At present Alvord was working honestly and hard, getting such information as he could concerning who was who among the desperadoes, gathering data as to their movements. The facts began to accumulate: a word dropped in a gambling-hall, a name spoken before a noisy bar, a whispered confidence from a prisoner who felt his companions had not done all they might in his behalf.
Gradually the evidence took the shape of a long finger pointing toward Juan Soto, who was living in the little town of Contention, as the leader who was handling matters in the San Pedro valley. About this time John Slaughter began riding out of Tombstone under cover of the night. The days went by; the sheriff came back to Tombstone morning after morning, red-eyed with weariness, put up his pony, and went about his business saying nothing as usual.
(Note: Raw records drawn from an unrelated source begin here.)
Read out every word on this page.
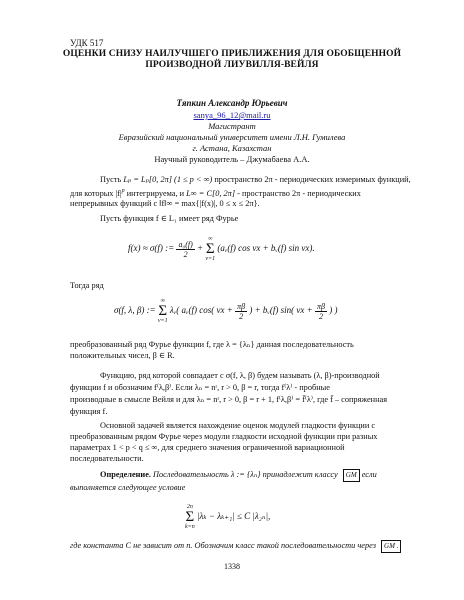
УДК 517
ОЦЕНКИ СНИЗУ НАИЛУЧШЕГО ПРИБЛИЖЕНИЯ ДЛЯ ОБОБЩЕННОЙ
ПРОИЗВОДНОЙ ЛИУВИЛЛЯ-ВЕЙЛЯ
Тяпкин Александр Юрьевич
sanya_96_12@mail.ru
Магистрант
Евразийский национальный университет имени Л.Н. Гумилева
г. Астана, Казахстан
Научный руководитель – Джумабаева А.А.
Пусть Lₚ = Lₚ[0, 2π] (1 ≤ p < ∞) пространство 2π - периодических измеримых функций,
для которых $|f|^p$ интегрируема, и L∞ = C[0, 2π] - пространство 2π - периодических
непрерывных функций с ‖f‖∞ = max{|f(x)|, 0 ≤ x ≤ 2π}.
Пусть функция f ∈ L₁ имеет ряд Фурье
f(x) ≈ σ(f) := $\frac{\text{a₀(f)}}{2}$ + ∞
Σ
ν=1 (aᵥ(f) cos νx + bᵥ(f) sin νx).
Тогда ряд
σ(f, λ, β) := ∞
Σ
ν=1 λᵥ( aᵥ(f) cos( $\nu x + \frac{\pi\beta}{2}$ ) + bᵥ(f) sin( $\nu x + \frac{\pi\beta}{2}$ ) )
преобразованный ряд Фурье функции f, где λ = {λₙ} данная последовательность
положительных чисел, β ∈ R.
Функцию, ряд которой совпадает с σ(f, λ, β) будем называть (λ, β)-производной
функции f и обозначим f⁽λ,β⁾. Если λₙ = nʳ, r > 0, β = r, тогда f⁽λ⁾ - пробные
производные в смысле Вейля и для λₙ = nʳ, r > 0, β = r + 1, f⁽λ,β⁾ = f̄⁽λ⁾, где f̄ – сопряженная
функция f.
Основной задачей является нахождение оценок модулей гладкости функции с
преобразованным рядом Фурье через модули гладкости исходной функции при разных
параметрах 1 < p < q ≤ ∞, для среднего значения ограниченной вариационной
последовательности.
Определение. Последовательность λ := {λₙ} принадлежит классу GM если
выполняется следующее условие
2n
Σ
k=n |λₖ − λₖ₊₁| ≤ C |λ₂ₙ|,
где константа C не зависит от n. Обозначим класс такой последовательности через GM .
1338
One day news came to the county seat that two cattle-buyers had been robbed and murdered down near the Mexican line. John Slaughter saddled up and rode over to Charleston that morning, and when Juan Soto came into town he met the sheriff who addressed him over the barrel of a leveled forty-five.
“I’ll just take you along with me to-day,” John Slaughter said.
It was a good tight case. Tombstone was startled by the news that Juan Soto had been a member of a bandit band in California. The sheriff was able to give some first-hand testimony concerning the defendant’s nocturnal habits. But the community’s excitement slumped to sullen anger when the jury brought in its verdict and Juan Soto smiled as he departed from the court-house a free man.